The MACD is primarily used to gauge the strength of stock price movement. It does this by measuring the divergence of two exponential moving averages (EMAs), commonly a 12-period EMA and a 26-period EMA. A MACD line is created by subtracting the 26-period EMA from the 12-period EMA, and a line showing a nine-period EMA of that calculation is plotted over the MACD's basic representation as a histogram. A zero line provides positive or negative values for the MACD. Essentially, greater separation between the 12-period EMA, and the 26-period EMA shows increased market momentum, up or down.

MACD Example
MACD Example.

Relative Strength Index

The RSI aims to indicate whether a market is considered to be overbought or oversold in relation to recent price levels. The RSI calculates average price gains and losses over a given period of time; the default time period is 14 periods. RSI values are plotted on a scale from 0 to 100. Values over 70 are considered indicative of a market being overbought in relation to recent price levels, and values under 30 are indicative of a market that is oversold. On a more general level, readings above 50 are interpreted as bullish, and readings below 50 are interpreted as bearish.

RSI example
RSI Example.

RSI vs. MACD

The RSI and MACD are both trend-following momentum indicators that show the relationship between two moving averages of a security’s price. The MACD is calculated by subtracting the 26-period EMA from the 12-period EMA. The result of that calculation is the MACD line. A nine-day EMA of the MACD called the "signal line," is then plotted on top of the MACD line, which can function as a trigger for buy and sell signals. Traders may buy the security when the MACD crosses above its signal line and sell, or short, the security when the MACD crosses below the signal line.
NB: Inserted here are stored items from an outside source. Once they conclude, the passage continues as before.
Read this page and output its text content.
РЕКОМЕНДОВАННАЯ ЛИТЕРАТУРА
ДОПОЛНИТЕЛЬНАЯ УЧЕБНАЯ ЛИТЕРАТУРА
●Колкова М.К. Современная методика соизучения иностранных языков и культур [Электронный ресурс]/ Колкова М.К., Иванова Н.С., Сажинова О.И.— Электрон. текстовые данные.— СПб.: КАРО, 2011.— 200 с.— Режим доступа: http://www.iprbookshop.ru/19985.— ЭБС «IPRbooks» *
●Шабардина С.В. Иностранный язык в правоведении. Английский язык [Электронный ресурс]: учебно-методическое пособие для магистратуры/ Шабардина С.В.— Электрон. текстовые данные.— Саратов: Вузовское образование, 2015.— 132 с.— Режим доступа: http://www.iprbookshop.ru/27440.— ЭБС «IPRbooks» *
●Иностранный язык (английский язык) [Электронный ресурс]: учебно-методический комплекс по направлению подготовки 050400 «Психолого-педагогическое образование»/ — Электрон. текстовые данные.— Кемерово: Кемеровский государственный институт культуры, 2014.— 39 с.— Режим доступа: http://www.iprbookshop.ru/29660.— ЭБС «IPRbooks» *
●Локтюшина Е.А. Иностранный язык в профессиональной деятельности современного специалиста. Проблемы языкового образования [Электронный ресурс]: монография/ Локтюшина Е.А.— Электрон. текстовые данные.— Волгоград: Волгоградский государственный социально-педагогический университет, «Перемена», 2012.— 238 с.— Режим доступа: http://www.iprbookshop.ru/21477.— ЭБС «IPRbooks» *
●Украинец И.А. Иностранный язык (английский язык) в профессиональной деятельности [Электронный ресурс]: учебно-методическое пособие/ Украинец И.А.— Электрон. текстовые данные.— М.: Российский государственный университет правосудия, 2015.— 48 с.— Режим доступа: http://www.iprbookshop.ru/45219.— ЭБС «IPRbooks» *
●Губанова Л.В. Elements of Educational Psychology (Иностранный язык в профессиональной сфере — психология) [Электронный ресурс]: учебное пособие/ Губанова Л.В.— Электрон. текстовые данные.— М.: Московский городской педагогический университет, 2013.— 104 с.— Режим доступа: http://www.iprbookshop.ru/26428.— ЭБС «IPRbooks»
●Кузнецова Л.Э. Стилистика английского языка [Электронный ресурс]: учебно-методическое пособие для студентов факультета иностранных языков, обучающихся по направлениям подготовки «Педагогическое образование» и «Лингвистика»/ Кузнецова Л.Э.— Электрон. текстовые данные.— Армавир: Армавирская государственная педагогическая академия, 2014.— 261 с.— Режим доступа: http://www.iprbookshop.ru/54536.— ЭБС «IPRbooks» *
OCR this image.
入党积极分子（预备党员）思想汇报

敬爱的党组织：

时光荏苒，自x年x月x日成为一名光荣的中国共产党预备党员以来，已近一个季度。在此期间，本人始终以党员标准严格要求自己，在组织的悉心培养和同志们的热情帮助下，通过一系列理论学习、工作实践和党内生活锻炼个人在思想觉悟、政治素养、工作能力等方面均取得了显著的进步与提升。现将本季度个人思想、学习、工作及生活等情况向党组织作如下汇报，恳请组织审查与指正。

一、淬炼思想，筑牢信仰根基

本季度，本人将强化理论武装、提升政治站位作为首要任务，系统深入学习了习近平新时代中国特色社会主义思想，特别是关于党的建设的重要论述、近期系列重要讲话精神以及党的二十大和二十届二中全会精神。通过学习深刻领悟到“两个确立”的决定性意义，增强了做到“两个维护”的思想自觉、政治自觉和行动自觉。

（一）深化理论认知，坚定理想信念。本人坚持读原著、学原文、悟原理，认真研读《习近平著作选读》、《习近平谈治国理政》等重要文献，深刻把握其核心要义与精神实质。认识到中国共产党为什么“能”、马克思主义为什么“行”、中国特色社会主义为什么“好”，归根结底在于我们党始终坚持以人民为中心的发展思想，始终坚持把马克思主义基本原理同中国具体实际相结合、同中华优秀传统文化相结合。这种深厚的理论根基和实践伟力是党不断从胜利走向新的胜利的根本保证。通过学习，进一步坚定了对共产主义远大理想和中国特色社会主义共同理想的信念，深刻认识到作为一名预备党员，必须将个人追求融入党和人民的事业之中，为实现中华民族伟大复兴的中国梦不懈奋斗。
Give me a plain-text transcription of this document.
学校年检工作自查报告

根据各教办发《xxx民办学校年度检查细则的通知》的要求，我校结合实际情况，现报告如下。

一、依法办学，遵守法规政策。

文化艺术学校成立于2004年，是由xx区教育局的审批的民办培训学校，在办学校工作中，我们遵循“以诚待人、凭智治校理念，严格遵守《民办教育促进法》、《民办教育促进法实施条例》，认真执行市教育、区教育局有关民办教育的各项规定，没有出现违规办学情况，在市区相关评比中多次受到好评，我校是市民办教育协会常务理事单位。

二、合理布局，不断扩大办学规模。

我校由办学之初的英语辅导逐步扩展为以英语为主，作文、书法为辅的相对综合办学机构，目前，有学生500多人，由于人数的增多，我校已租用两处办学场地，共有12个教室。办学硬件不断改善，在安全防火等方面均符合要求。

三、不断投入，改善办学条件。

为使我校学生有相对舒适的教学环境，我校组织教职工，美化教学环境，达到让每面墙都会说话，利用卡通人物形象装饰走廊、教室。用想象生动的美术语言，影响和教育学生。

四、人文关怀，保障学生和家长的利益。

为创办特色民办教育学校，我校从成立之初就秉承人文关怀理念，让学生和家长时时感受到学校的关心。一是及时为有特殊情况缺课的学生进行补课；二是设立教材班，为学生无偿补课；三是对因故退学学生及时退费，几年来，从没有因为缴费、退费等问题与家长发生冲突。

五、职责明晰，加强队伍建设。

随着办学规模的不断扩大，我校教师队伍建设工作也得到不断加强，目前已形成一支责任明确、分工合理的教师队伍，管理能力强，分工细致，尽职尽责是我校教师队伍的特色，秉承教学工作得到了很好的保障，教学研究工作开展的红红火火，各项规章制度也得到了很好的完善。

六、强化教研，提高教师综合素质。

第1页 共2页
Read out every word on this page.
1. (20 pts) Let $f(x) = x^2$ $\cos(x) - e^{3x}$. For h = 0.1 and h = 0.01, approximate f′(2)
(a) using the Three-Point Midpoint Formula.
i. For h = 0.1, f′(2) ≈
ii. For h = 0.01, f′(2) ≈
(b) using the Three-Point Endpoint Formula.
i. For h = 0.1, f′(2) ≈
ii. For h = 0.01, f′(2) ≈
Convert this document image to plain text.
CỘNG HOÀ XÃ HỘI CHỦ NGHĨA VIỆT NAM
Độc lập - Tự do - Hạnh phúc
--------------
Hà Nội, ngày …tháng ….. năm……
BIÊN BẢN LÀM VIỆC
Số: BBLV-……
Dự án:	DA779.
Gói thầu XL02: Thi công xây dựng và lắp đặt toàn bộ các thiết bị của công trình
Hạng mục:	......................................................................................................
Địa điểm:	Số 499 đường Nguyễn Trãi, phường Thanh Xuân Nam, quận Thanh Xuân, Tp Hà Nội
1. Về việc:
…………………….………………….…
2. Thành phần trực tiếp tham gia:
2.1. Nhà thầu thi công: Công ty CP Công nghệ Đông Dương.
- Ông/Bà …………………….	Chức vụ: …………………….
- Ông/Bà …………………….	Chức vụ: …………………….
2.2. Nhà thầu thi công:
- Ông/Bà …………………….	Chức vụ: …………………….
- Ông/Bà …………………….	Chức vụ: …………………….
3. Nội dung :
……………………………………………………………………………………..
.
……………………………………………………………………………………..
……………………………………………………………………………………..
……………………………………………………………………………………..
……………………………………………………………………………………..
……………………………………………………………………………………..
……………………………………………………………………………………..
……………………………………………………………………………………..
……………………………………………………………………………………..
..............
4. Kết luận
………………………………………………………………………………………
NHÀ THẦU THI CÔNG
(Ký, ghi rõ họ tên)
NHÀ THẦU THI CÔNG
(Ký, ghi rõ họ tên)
The RSI aims to indicate whether a market is considered to be overbought or oversold in relation to recent price levels. The RSI calculates average price gains and losses over a given period of time; the default time period is 14 periods with values bounded from 0 to 100.

The MACD measures the relationship between two EMAs, while the RSI measures price change in relation to recent price highs and lows. These two indicators are often used together to provide analysts a more complete technical picture of a market.

These indicators both do measure momentum in a market, but because they measure different factors, they sometimes give contrary indications. For example, the RSI may show a reading above 70 for a sustained period of time, indicating a market is overextended to the buy side in relation to recent prices, while the MACD indicates the market is still increasing in buying momentum. Either indicator may signal an upcoming trend change by showing divergence from price (price continues higher while the indicator turns lower, or vice versa).

Other Considerations

Because two indicators measure different factors, they sometimes give contrary indications. For example, the RSI may show a reading above 70 for a sustained period of time, indicating a market is overextended to the buy side in relation to recent prices, while the MACD indicates the market is still increasing in buying momentum. Either indicator may signal an upcoming trend change by showing divergence from price (price continues higher while the indicator turns lower, or vice versa).

While both are considered momentum indicators, the MACD measures the relationship between two EMAs, while the RSI measures price change in relation to recent price highs and lows. These two indicators are often used together to provide analysts a more complete technical picture of a market.